Lead presenter: Stephen Eick, VisTracks, Inc.
Biography:
Stephen G. Eick is a thought leader in the study of visual analytics and visual business intelligence. As an entrepreneur, Dr. Eick founded VisTracks, SSS Research, and Visual Insights. His leadership and innovation have resulted in numerous best-in-class product awards and a coveted Smithsonian Award for eBizInsights. Dr. Eick also served as Deputy Director, National Center for Data Mining at the University of Illinois in Chicago. He had an extensive career with Bell Labs and managed their Visualization Research Group. Under his direction, 39 patents have been filed. Dr. Eick holds his PhD in Statistics from the University of Minnesota, an MS degree in Mathematics from the University of Wisconsin and a BA in Mathematics from Kalamazoo College.
Visualizing and Predicting Hours of Service Violations
Description
Abstract:
Hours of Service (HOS) regulations are issued by the Federal Motor Carrier Safety Administration (FMCSA) and govern the driving hours of anyone operating a commercial motor vehicle in the USA. The primary purpose of the HOS regulations is to prevent accidents caused by driver fatigue.

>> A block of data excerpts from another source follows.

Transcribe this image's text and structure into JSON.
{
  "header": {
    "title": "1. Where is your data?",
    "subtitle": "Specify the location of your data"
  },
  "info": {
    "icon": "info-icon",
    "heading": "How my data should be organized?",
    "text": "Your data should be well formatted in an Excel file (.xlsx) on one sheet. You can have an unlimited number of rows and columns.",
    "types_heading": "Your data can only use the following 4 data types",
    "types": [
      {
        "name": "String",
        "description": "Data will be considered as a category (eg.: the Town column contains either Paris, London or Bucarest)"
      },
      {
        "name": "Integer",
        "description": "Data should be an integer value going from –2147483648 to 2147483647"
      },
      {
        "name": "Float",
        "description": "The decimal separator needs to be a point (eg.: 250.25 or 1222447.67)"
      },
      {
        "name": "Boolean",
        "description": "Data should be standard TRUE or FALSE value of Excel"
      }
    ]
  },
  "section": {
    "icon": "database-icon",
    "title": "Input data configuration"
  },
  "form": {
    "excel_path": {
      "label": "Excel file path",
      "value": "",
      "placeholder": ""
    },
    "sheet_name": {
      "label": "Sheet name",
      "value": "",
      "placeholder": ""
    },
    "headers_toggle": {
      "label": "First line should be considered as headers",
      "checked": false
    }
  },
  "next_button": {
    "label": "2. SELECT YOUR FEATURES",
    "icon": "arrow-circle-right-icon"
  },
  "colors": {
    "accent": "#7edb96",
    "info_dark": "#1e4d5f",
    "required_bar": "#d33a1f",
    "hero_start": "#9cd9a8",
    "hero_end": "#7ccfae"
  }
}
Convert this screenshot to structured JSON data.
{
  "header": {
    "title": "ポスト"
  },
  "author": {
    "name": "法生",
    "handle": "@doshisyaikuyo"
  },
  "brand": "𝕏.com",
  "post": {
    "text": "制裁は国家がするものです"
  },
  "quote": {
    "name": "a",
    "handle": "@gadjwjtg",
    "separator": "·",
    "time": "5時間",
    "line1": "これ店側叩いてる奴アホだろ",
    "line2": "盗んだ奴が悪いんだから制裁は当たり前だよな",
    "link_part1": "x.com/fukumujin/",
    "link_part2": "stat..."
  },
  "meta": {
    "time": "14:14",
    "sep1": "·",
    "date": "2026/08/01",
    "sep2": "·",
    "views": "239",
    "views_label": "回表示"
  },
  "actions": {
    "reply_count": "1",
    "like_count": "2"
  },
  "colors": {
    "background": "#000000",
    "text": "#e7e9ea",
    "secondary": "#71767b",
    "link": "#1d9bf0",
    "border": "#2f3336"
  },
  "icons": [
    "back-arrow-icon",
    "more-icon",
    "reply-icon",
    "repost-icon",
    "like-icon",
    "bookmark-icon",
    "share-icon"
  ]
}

This is accomplished by limiting the number of driving hours per day and number of driving and working hours per week. To enforce compliance with the HOS regulations, the FMCSA mandated that commercial drivers use Electronic Logging Devices (ELD). ELDs are devices that automatically captures and record a driver’s driving time. ELDs monitor a vehicle’s movement, miles driven, engine hours, and approximate location. In addition, many ELDs, such as those developed by VisTracks®, will monitor the driving hours and warn drivers of impending HOS violations. We performed a study of 293,464 HOS violations taken from approximately 85k drivers and 15k motor carriers. In the study we developed an interactive analytical dashboard, maps of the violations, and animations to help us understand HOS violation patterns. In additional to visualizing violations, we have developed a random forest decision tree model for classifying and predicting when and where violations will occur using historical driving patterns, violation patterns, and weather patterns. The most common HOS violation is when a driver neglects to take a 30 minute break at least once every 8 hours. The time when violations occur most frequently is on Friday afternoons, presumably when drivers are stretching to get home for the weekends. One large motor carrier’s drivers accumulated 10,764 violations over the study period. The most important feature to predict whether a driver will receive a violations is his personal history of violations.